Below is a post I made today in response to a serious query on English Companion Ning about the validity of teaching graphic novels as "text." I got so excited about the topic that I ordered three graphic novels while working on the comment. My love of the graphic began with picture books - my own childhood books, many of which were saved by my mother and now live in my granddaughter Bea's bookcase.
I believe that my fascination with this genre is also connected to my reading history. I learned to read in Nebraska and Wisconsin cemeteries, on long walks with my college professor dad. From him I also learned early to love fantasy (Arthurian) and SF. From my mother's collection of Horizon magazines I learned the power of myth and image. Graphic novels, like the best iPad apps, are among today's best tactile and literary venues for showing students different paths to reading and learning.
- "The need to conduct research and to produce and consume media is embedded into every aspect of today’s curriculum." (Common Core Standards, Key Design Considerations).
- "Integrate and evaluate information presented in diverse media and formats, including visually, quantitatively, and orally." (Common Core Standards, Anchor Standards)
- every single ELA analytical term and method can be visually demonstrated using selected graphic novels - the best of them cover most of the tested content
Matching graphic text to student in terms of appropriateness is important. So read the books before giving them to students.
My post is in response to this query (the following discussion is going to be good as well - take note of the post by Karen LaBonte pointing teachers to Scoop.It, which in turn points us at this Book Shelf interview: Graphic storytelling and the new literacies and many more terrific resources for teaching with graphic novels. Check it out.
You might also want to explore the concept of the picto-essay. Syncopated: An Anthology of Nonfiction Picto-Essays is a starter collection. These short graphic pieces eyeball an experience (e.g. memoir), place, or time, crossing back and forth from history to "you are there" as only the visual world can. I would use them along with the web to enrich visual literacy and visual history lessons. Students with drawing-disability can generally create a wonderful product with a digital camera.
- [My response to Raef Earl Williams, who writes: "With the pressures of teaching all standards and standardized testing, can you rationalize teaching this type of text year in and year out? "] There is also new pressure to teach creative thinking and textual interpretation, and to have students work in purposeful discussion groups. I think that the best graphic novels are a legitimate text source for developing higher order skills - including comprehension. I also agree with you that the power of images is a literacy that should be taught. One approach might be to compare graphic to text versions of literature. I did this with Fahrenheit 451. The Gunslinger, The Martian Chronicles, Something Wicked This Way Comes, Twilight, The Odyssey, and Beowulf (several graphic and comic versions of this are available) are other possibilities [and, I have since discovered, most of Shakespeare and Mark Twain, many great moments in US history... the concept of compare/contrast is HUGE using this format].

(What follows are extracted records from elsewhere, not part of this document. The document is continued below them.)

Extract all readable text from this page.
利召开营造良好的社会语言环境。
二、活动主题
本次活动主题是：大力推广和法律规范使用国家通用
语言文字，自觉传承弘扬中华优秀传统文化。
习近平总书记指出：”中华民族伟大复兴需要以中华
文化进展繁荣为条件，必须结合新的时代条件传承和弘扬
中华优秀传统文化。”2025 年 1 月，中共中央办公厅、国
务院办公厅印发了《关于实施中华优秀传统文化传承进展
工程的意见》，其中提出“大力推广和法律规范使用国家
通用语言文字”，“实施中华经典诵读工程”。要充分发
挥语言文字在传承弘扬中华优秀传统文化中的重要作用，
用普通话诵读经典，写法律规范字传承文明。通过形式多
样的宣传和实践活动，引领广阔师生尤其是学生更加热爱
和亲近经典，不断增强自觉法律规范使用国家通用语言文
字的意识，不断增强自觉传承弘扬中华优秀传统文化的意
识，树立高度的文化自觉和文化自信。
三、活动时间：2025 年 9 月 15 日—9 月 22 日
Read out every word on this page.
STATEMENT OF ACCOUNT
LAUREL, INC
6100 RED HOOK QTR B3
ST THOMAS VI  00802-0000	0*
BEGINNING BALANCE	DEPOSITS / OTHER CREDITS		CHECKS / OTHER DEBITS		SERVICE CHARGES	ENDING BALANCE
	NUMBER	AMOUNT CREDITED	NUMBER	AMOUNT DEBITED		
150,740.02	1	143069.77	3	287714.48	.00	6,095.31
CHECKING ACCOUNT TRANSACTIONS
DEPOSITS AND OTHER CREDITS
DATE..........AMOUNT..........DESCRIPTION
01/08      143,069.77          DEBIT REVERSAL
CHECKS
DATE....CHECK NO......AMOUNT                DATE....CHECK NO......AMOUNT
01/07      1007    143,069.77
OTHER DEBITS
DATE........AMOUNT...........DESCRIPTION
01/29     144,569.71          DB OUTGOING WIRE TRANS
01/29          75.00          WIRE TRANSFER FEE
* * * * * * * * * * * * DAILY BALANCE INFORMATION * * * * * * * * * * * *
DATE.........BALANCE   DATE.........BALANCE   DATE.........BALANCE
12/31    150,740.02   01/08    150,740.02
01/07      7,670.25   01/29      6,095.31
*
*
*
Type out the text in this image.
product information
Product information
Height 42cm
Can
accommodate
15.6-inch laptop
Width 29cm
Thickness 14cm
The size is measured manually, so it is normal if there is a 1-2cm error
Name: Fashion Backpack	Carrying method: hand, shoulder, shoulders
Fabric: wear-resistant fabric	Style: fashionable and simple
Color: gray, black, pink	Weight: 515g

It is certainly possible to study any element of literature through its visual presentation in graphic novels - much as you might study a visual image (painting, photograph, etc.). [in fact, some concepts might be best introduced or reinforced with graphic novels: irony, mood, point of view, contrast, parallelism - to name a few]
Here are some titles I would love to teach: American Vampire, Vol. 1 (because Stephen King was involved - but there are also a vol.2 and 3 is on the way), Persepolis, Trickster (Native American storytellers and graphic artists), American Born Chinese, Stitches - a Memoir, Shaun Tan (The Arrival, Lost and Found), and (of course - you would have to offer this) Maus.
American Library Association maintains lists of the best YA graphic novels published each year. The number of titles alone is one reason to attend to them in the classroom.
Since I am having fun imagining this:
- Hark a Vagrant and Wondermark are online sources of excellent, intelligent "shorts" - check out the Hark archives to show kids that graphic is not "dumb." Find a 1-panel short called "The Hole" at this unlikely source: ELL online resource Grammarman (also noted in my post Storytelling Spirit). Grammarman Comic also offers short graphic lessons: comics with errors, worksheets, answer sheets. And another in the .pdf download from, of all places, spirit - the journal of Southwest Airlines, October 2011.
- There are many comic apps - so your students should have no trouble finding DC and other titles for their smart phones. I use Comics, the reader for ComiXology.com.
- I would probably begin with a study of wordless picture books: The Mysteries of Harris Burdick (there is a collection of short stories - one for each picture - due out this fall), Woolvs in the Sitee, Varmints, and Chalk are four of my favorites, but ask a children's librarian.
- Inanimate Alice is a terrific graphic puzzle story - a good problem-solving challenge for a visual reader. There will surely be more of these fully digital visual stories in the months to come.
- It would be interesting to have students do some deep thinking about the mood, tone, and content of graphic novels - so little humor, so much violence and darkness (just a study of color across several titles would be fun).
On the "create" end of learning, you might want to have groups collaborate on a graphic story - apps like Comic Life and online tools like Make Beliefs Comix can support the non-artistic. With middle schoolers, we did work on large pages as well as digital ones. Have fun!